JEDEC board drop test simulation for wafer level packages (WLPs)

Abstract

In this paper, a comprehensive study is carried out to investigate the WLP package dynamic behaviors subjected to drop impact according to the JEDEC specification. First, a Direct Acceleration Input (DAI) method, which decouples the board dynamic responses from the test system, thus avoids the difficulties in modeling the complex behaviors of contact between the drop table and drop surfaces, is introduced. The equivalency of the DAI and Input-G methods has been proved mathematically and numerically in this paper. The DAI method removes a rigid-body motion of a test board. Second, the accuracy of global/local modeling techniques is examined in details.
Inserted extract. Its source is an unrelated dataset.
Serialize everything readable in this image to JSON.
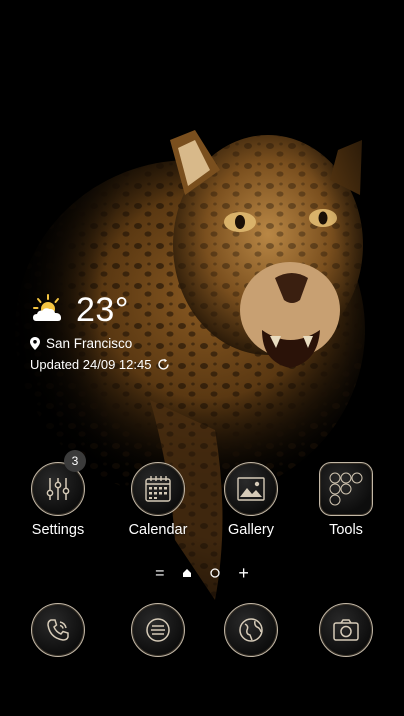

Very consistent results were obtained with various distances of cut boundary ranging from 1.5mm to 3.0 mm for the extended PCB board dimension from the package edge. Third, the dynamic responses of each component on JEDEC board are investigated. It is found that for WLP, the component U1, which is the closest to the mounting hole, will fail first due to the local bending effect. This is different from BGA packages. Such results have been validated by recently reported test data. It is noted that the crack initiation of solder ball always starts at the inner side. The corner balls at each component will fail first compared to the balls in other locations on the same components. The maximum peel stress contours for those critical corner balls at each component map the actual solder ball cracks very well. Fourth, the correlation of the board strain to the solder ball stress is studied with different package sizes with or without underfill. It is observed that board strain at the corner locations of component are not always proportional to the damage exerted on solder balls. Therefore caution must be taken when board strain alone is used to evaluate package dynamic performance. Finally, an improved JEDEC board design is proposed to avoid early failure of corner components by moving the screw locations further away from the current specified location. The components at the center column of the modified board will fail first, as observed in many BGA packages. The new board design ensures the package failures come from package intrinsic designs.